Published reports have repeatedly named Saudi Arabia as a financial backer of the Contras. In Tuesday’s editions, the San Francisco Examiner reported that in early 1984, CIA Director William J. Casey urged Saudi Arabia’s King Fahd to provide covert funds for rebels in Nicaragua and Angola.
The Examiner, basing its story on information from a U.S. businessman who asked not to be identified, said Casey made the request aboard a yacht off the French Riveria on a cruise that ended Feb. 19, 1984.
Asked for comment Tuesday, CIA spokeswoman Kathy Pherson said, ″the story is false.″
Documents captured by the Nicaraguan government from a C-123 cargo plane shot down in southern Nicaragua on Oct. 5 indicate that a small air force of supply planes was landing regularly at Contra bases or dropping supplies from the air. The Contras are fighting to overthrow Nicaragua’s leftist government.
A log book kept by Wallace B. Sawyer, an American pilot who died in the Oct. 5 crash, shows a DHC-4 listed as ″23″ using El Salvador’s Ilopango military airfield and another field designated as ″AGU,″ apparently Aguacate, a U.S.-built airstrip used by the Contras in eastern Honduras.
Between March 24-28, the plane, flying out of Aguacate, took part in 10 missions marked ″ops,″ common shorthand for military operations. During that period, Nicaraguan government troops had crossed into Honduras to attack Contra base camps.
According to records at Canada’s Ministry of Transport, Propair, based in the city of Rouyn in western Quebec province, sold a DHC-4 with the serial number 23 in February 1986, and the licensing for the plane was then shifted to El Salvador.
Propair president Pronovost said that plane was one of two that he sold to the Panamanian corporation. He said a second DHC-4, with Canadian markings CGJLP, was sold about a month later.
Sawyer’s log book shows him flying to the Rouyn airport via Detroit and Montreal on April 9 and then out of Rouyn on April 11 aboard a DHC-4 identified with the Canadian markings, CGJLP. After several stops at American airports, the plane flew to Ilopango on April 30, the log book said.
Although Pronovost said he had notified the Canadian government of the second sale, Ed LaFontaine, an official at the Ministry of Transport, said government records show that DHC-4 still registered to Propair.

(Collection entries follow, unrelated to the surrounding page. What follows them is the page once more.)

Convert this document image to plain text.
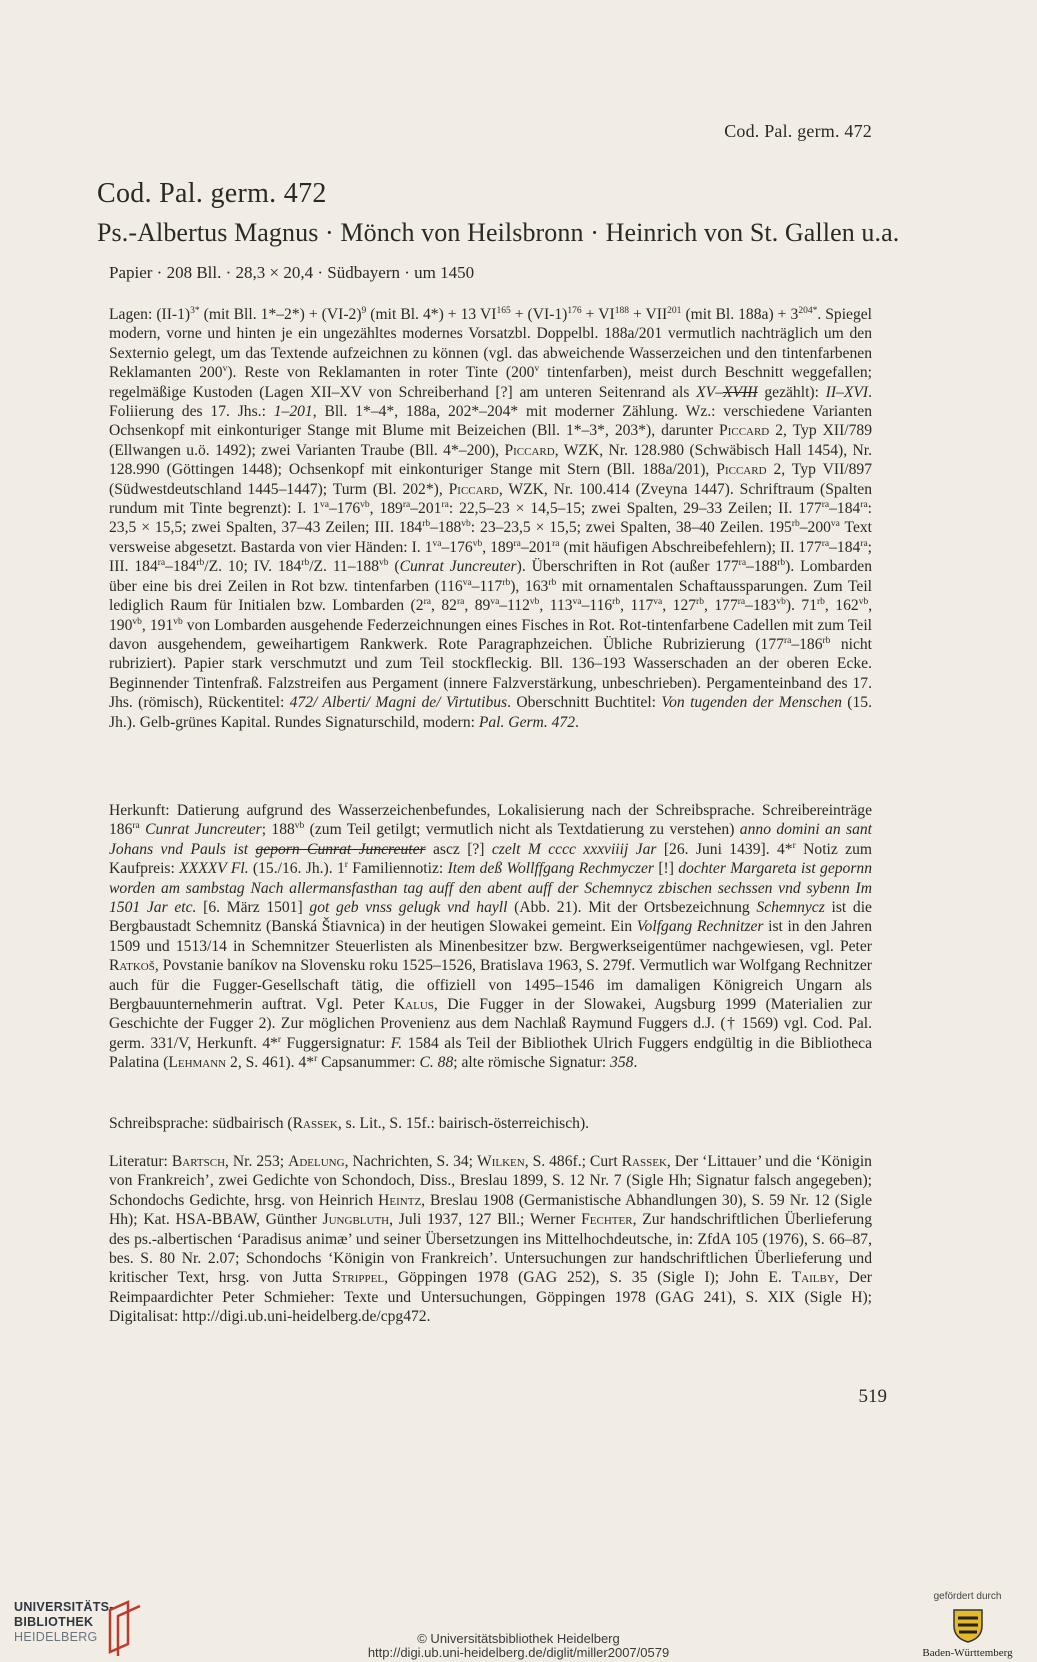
Cod. Pal. germ. 472
Cod. Pal. germ. 472
Ps.-Albertus Magnus · Mönch von Heilsbronn · Heinrich von St. Gallen u.a.
Papier · 208 Bll. · 28,3 × 20,4 · Südbayern · um 1450
Lagen: $(II-1)^{3*}$ (mit Bll. $1*-2*) + (VI-2)^9$ (mit Bl. 4*) + 13 $VI^{165} + (VI-1)^{176} + VI^{188} + VII^{201}$ (mit Bl. $188a) + 3^{204*}$. Spiegel modern, vorne und hinten je ein ungezähltes modernes Vorsatzbl. Doppelbl. 188a/201 vermutlich nachträglich um den Sexternio gelegt, um das Textende aufzeichnen zu können (vgl. das abweichende Wasserzeichen und den tintenfarbenen Reklamanten 200$^v$). Reste von Reklamanten in roter Tinte (200$^v$ tintenfarben), meist durch Beschnitt weggefallen; regelmäßige Kustoden (Lagen XII–XV von Schreiberhand [?] am unteren Seitenrand als XV–XVIII gezählt): II–XVI. Foliierung des 17. Jhs.: 1–201, Bll. 1*–4*, 188a, 202*–204* mit moderner Zählung. Wz.: verschiedene Varianten Ochsenkopf mit einkonturiger Stange mit Blume mit Beizeichen (Bll. 1*–3*, 203*), darunter Piccard 2, Typ XII/789 (Ellwangen u.ö. 1492); zwei Varianten Traube (Bll. 4*–200), Piccard, WZK, Nr. 128.980 (Schwäbisch Hall 1454), Nr. 128.990 (Göttingen 1448); Ochsenkopf mit einkonturiger Stange mit Stern (Bll. 188a/201), Piccard 2, Typ VII/897 (Südwestdeutschland 1445–1447); Turm (Bl. 202*), Piccard, WZK, Nr. 100.414 (Zveyna 1447). Schriftraum (Spalten rundum mit Tinte begrenzt): I. $1^{va}-176^{vb}$, $189^{ra}-201^{ra}$: 22,5–23 × 14,5–15; zwei Spalten, 29–33 Zeilen; II. $177^{ra}-184^{ra}$: 23,5 × 15,5; zwei Spalten, 37–43 Zeilen; III. $184^{rb}-188^{vb}$: 23–23,5 × 15,5; zwei Spalten, 38–40 Zeilen. $195^{rb}-200^{va}$ Text versweise abgesetzt. Bastarda von vier Händen: I. $1^{va}-176^{vb}$, $189^{ra}-201^{ra}$ (mit häufigen Abschreibefehlern); II. $177^{ra}-184^{ra}$; III. $184^{ra}-184^{rb}/Z$. 10; IV. $184^{rb}/Z$. $11-188^{vb}$ (Cunrat Juncreuter). Überschriften in Rot (außer $177^{ra}-188^{rb}$). Lombarden über eine bis drei Zeilen in Rot bzw. tintenfarben $(116^{va}-117^{rb})$, $163^{rb}$ mit ornamentalen Schaftaussparungen. Zum Teil lediglich Raum für Initialen bzw. Lombarden ($2^{ra}$, $82^{ra}$, $89^{va}-112^{vb}$, $113^{va}-116^{rb}$, $117^{va}$, $127^{rb}$, $177^{ra}-183^{vb}$). $71^{rb}$, $162^{vb}$, $190^{vb}$, $191^{vb}$ von Lombarden ausgehende Federzeichnungen eines Fisches in Rot. Rot-tintenfarbene Cadellen mit zum Teil davon ausgehendem, geweihartigem Rankwerk. Rote Paragraphzeichen. Übliche Rubrizierung ($177^{ra}-186^{rb}$ nicht rubriziert). Papier stark verschmutzt und zum Teil stockfleckig. Bll. 136–193 Wasserschaden an der oberen Ecke. Beginnender Tintenfraß. Falzstreifen aus Pergament (innere Falzverstärkung, unbeschrieben). Pergamenteinband des 17. Jhs. (römisch), Rückentitel: 472/ Alberti/ Magni de/ Virtutibus. Oberschnitt Buchtitel: Von tugenden der Menschen (15. Jh.). Gelb-grünes Kapital. Rundes Signaturschild, modern: Pal. Germ. 472.
Herkunft: Datierung aufgrund des Wasserzeichenbefundes, Lokalisierung nach der Schreibsprache. Schreibereinträge $186^{ra}$ Cunrat Juncreuter; $188^{vb}$ (zum Teil getilgt; vermutlich nicht als Textdatierung zu verstehen) anno domini an sant Johans vnd Pauls ist geporn Cunrat Juncreuter ascz [?] czelt M cccc xxxviiij Jar [26. Juni 1439]. 4*$^r$ Notiz zum Kaufpreis: XXXXV Fl. (15./16. Jh.). 1$^r$ Familiennotiz: Item deß Wollffgang Rechmyczer [!] dochter Margareta ist gepornn worden am sambstag Nach allermansfasthan tag auff den abent auff der Schemnycz zbischen sechssen vnd sybenn Im 1501 Jar etc. [6. März 1501] got geb vnss gelugk vnd hayll (Abb. 21). Mit der Ortsbezeichnung Schemnycz ist die Bergbaustadt Schemnitz (Banská Štiavnica) in der heutigen Slowakei gemeint. Ein Volfgang Rechnitzer ist in den Jahren 1509 und 1513/14 in Schemnitzer Steuerlisten als Minenbesitzer bzw. Bergwerkseigentümer nachgewiesen, vgl. Peter Ratkoš, Povstanie baníkov na Slovensku roku 1525–1526, Bratislava 1963, S. 279f. Vermutlich war Wolfgang Rechnitzer auch für die Fugger-Gesellschaft tätig, die offiziell von 1495–1546 im damaligen Königreich Ungarn als Bergbauunternehmerin auftrat. Vgl. Peter Kalus, Die Fugger in der Slowakei, Augsburg 1999 (Materialien zur Geschichte der Fugger 2). Zur möglichen Provenienz aus dem Nachlaß Raymund Fuggers d.J. († 1569) vgl. Cod. Pal. germ. 331/V, Herkunft. 4*$^r$ Fuggersignatur: F. 1584 als Teil der Bibliothek Ulrich Fuggers endgültig in die Bibliotheca Palatina (Lehmann 2, S. 461). 4*$^r$ Capsanummer: C. 88; alte römische Signatur: 358.
Schreibsprache: südbairisch (Rassek, s. Lit., S. 15f.: bairisch-österreichisch).
Literatur: Bartsch, Nr. 253; Adelung, Nachrichten, S. 34; Wilken, S. 486f.; Curt Rassek, Der ‘Littauer’ und die ‘Königin von Frankreich’, zwei Gedichte von Schondoch, Diss., Breslau 1899, S. 12 Nr. 7 (Sigle Hh; Signatur falsch angegeben); Schondochs Gedichte, hrsg. von Heinrich Heintz, Breslau 1908 (Germanistische Abhandlungen 30), S. 59 Nr. 12 (Sigle Hh); Kat. HSA-BBAW, Günther Jungbluth, Juli 1937, 127 Bll.; Werner Fechter, Zur handschriftlichen Überlieferung des ps.-albertischen ‘Paradisus animæ’ und seiner Übersetzungen ins Mittelhochdeutsche, in: ZfdA 105 (1976), S. 66–87, bes. S. 80 Nr. 2.07; Schondochs ‘Königin von Frankreich’. Untersuchungen zur handschriftlichen Überlieferung und kritischer Text, hrsg. von Jutta Strippel, Göppingen 1978 (GAG 252), S. 35 (Sigle I); John E. Tailby, Der Reimpaardichter Peter Schmieher: Texte und Untersuchungen, Göppingen 1978 (GAG 241), S. XIX (Sigle H); Digitalisat: http://digi.ub.uni-heidelberg.de/cpg472.
519
UNIVERSITÄTS-
BIBLIOTHEK
HEIDELBERG	© Universitätsbibliothek Heidelberg
http://digi.ub.uni-heidelberg.de/diglit/miller2007/0579
gefördert durch
Baden-Württemberg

In another development, a man identified by captured American Eugene Hasenfus as helping run supplies to Nicaraguan rebels apparently is a Cuban exile who had been jailed in Venezuela for allegedly bombing a Cuban jet, The Miami Herald reported Tuesday.
Quoting unidentified sources, the Herald said the man identified by Hasenfus as Ramon Medina, who helped direct Contra supply operations, is actually Luis Posada Carriles.
In Managua last week, Nicaragua Deputy Interior Minister Luis Carrion Cruz said Hasenfus, who was captured when the cargo plane was shot down, also identified Medina as Posada.
Posada, a Bay of Pigs veteran, had bribed his way out of a high-security Venezuelan prison in August 1985. He was awaiting trial for participating in the 1976 bombing of a Cuban jetliner that took 73 lives. Posada always claimed innocence in that case.